Hi
i need to run mongorestore on the primary but i do not want to blow up the oplog.
You can get a summary of the oplog using the rs.printReplicationInfo()
, which will show you the detail of your oplog in terms of size and time (i.e. the difference in timestamp between the earliest and the latest oplog entries). Based on the oplog size, you can then approximate how much time is required for the latest oplog entry to be overwritten.
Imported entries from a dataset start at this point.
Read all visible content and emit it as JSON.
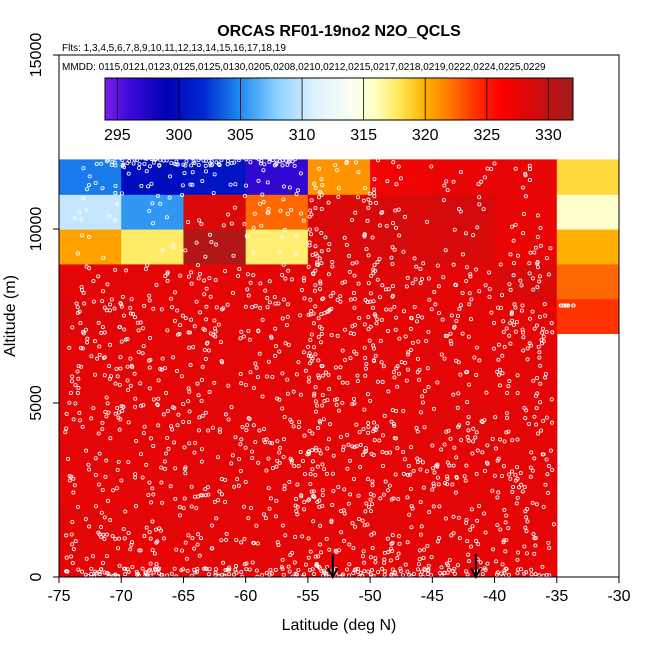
{
  "colors": {
    "background": "#ffffff",
    "axis": "#000000",
    "marker": "#ffffff",
    "missing_cell": "#ffffff"
  },
  "chart_data": {
    "type": "heatmap",
    "title": "ORCAS RF01-19no2 N2O_QCLS",
    "flights_text": "Flts: 1,3,4,5,6,7,8,9,10,11,12,13,14,15,16,17,18,19",
    "dates_text": "MMDD: 0115,0121,0123,0125,0125,0130,0205,0208,0210,0212,0215,0217,0218,0219,0222,0224,0225,0229",
    "xlabel": "Latitude (deg N)",
    "ylabel": "Altitude (m)",
    "xlim": [
      -75,
      -30
    ],
    "ylim": [
      0,
      15000
    ],
    "x_ticks": [
      -75,
      -70,
      -65,
      -60,
      -55,
      -50,
      -45,
      -40,
      -35,
      -30
    ],
    "y_ticks": [
      0,
      5000,
      10000,
      15000
    ],
    "colorbar": {
      "min": 294,
      "max": 332,
      "ticks": [
        295,
        300,
        305,
        310,
        315,
        320,
        325,
        330
      ],
      "stops": [
        {
          "v": 294,
          "c": "#7a1ff0"
        },
        {
          "v": 296,
          "c": "#3a0ad8"
        },
        {
          "v": 299,
          "c": "#0000b4"
        },
        {
          "v": 302,
          "c": "#0028d2"
        },
        {
          "v": 305,
          "c": "#1e8cf0"
        },
        {
          "v": 308,
          "c": "#8cd2ff"
        },
        {
          "v": 311,
          "c": "#e0f2ff"
        },
        {
          "v": 314,
          "c": "#fafff0"
        },
        {
          "v": 316,
          "c": "#ffffc0"
        },
        {
          "v": 318,
          "c": "#ffe650"
        },
        {
          "v": 320,
          "c": "#ffb000"
        },
        {
          "v": 322,
          "c": "#ff7800"
        },
        {
          "v": 324,
          "c": "#ff3200"
        },
        {
          "v": 326,
          "c": "#ff0000"
        },
        {
          "v": 329,
          "c": "#d20a0a"
        },
        {
          "v": 332,
          "c": "#a01e1e"
        }
      ]
    },
    "lat_bins": [
      -75,
      -70,
      -65,
      -60,
      -55,
      -50,
      -45,
      -40,
      -35
    ],
    "alt_bins": [
      0,
      1000,
      2000,
      3000,
      4000,
      5000,
      6000,
      7000,
      8000,
      9000,
      10000,
      11000,
      12000
    ],
    "cell_values": [
      [
        327.8,
        327.6,
        327.8,
        327.8,
        327.6,
        327.8,
        327.8,
        327.6
      ],
      [
        328.0,
        327.8,
        327.8,
        327.8,
        327.8,
        327.8,
        327.8,
        327.8
      ],
      [
        327.6,
        327.8,
        327.8,
        327.8,
        327.6,
        327.8,
        327.8,
        327.8
      ],
      [
        327.8,
        327.8,
        327.8,
        327.8,
        327.8,
        327.8,
        327.8,
        327.8
      ],
      [
        327.8,
        327.8,
        327.8,
        327.8,
        327.8,
        327.8,
        328.1,
        327.8
      ],
      [
        327.8,
        327.8,
        327.8,
        327.8,
        327.8,
        327.8,
        327.8,
        327.8
      ],
      [
        327.8,
        327.8,
        327.8,
        327.8,
        327.8,
        327.8,
        327.8,
        327.8
      ],
      [
        328.2,
        327.8,
        327.8,
        327.8,
        327.8,
        327.8,
        327.8,
        327.8
      ],
      [
        327.8,
        327.8,
        327.8,
        327.8,
        328.0,
        328.2,
        327.8,
        328.6
      ],
      [
        320.5,
        317.6,
        331.0,
        317.4,
        328.5,
        328.6,
        328.6,
        327.4
      ],
      [
        310.0,
        305.5,
        328.4,
        322.5,
        328.5,
        328.7,
        328.8,
        327.6
      ],
      [
        304.5,
        300.0,
        300.5,
        296.5,
        321.0,
        327.0,
        327.5,
        327.7
      ]
    ],
    "extra_cells": [
      {
        "lat": [
          -35,
          -30
        ],
        "alt": [
          7000,
          8000
        ],
        "value": 324.0
      },
      {
        "lat": [
          -35,
          -30
        ],
        "alt": [
          8000,
          9000
        ],
        "value": 322.5
      },
      {
        "lat": [
          -35,
          -30
        ],
        "alt": [
          9000,
          10000
        ],
        "value": 320.0
      },
      {
        "lat": [
          -35,
          -30
        ],
        "alt": [
          10000,
          11000
        ],
        "value": 315.5
      },
      {
        "lat": [
          -35,
          -30
        ],
        "alt": [
          11000,
          12000
        ],
        "value": 318.5
      }
    ],
    "arrows_lat": [
      -53,
      -41.5
    ],
    "sample_markers": "white open circles (aircraft samples) scattered over the binned field"
  }
}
Of course, this is an approximation, and the actual time would also depend on how busy your deployment is, which may change day-to-day.
Since the oplog was designed to perform this kind of operation, do you have a specific concern regarding filling the oplog due to mongorestore
?
Best regards,
Kevin
Hi David,
configured oplog size: 4348.386688232422MB
From the output you provided, it appears that your oplog is 4GB in size, not 70GB. Is this correct? In this case, you are restoring more data than what the oplog can hold, and if your secondaries cannot keep up, they could fall off the oplog. Having said that:
i restore the first file i will not completely fill the oplog and cause a secondary to get out of synch
By default, mongorestore
will perform the restore using write concern majority if you specify that you are restoring to a replica set using the correct host parameter.
You can of course specify a stronger write concern setting to specify that the restore must be replicated to all members of the replica set. This will ensure that none of your secondaries would be left behind. See write concern for more information on different write concern settings and how it affects replicated writes.
On another note, your MongoDB 3.0.7 is quite old as it was released in 2015. You might want to consider upgrading to the latest in the 3.2 series or even better, the 3.4 series. There have been many significant improvements and bug fixes since then.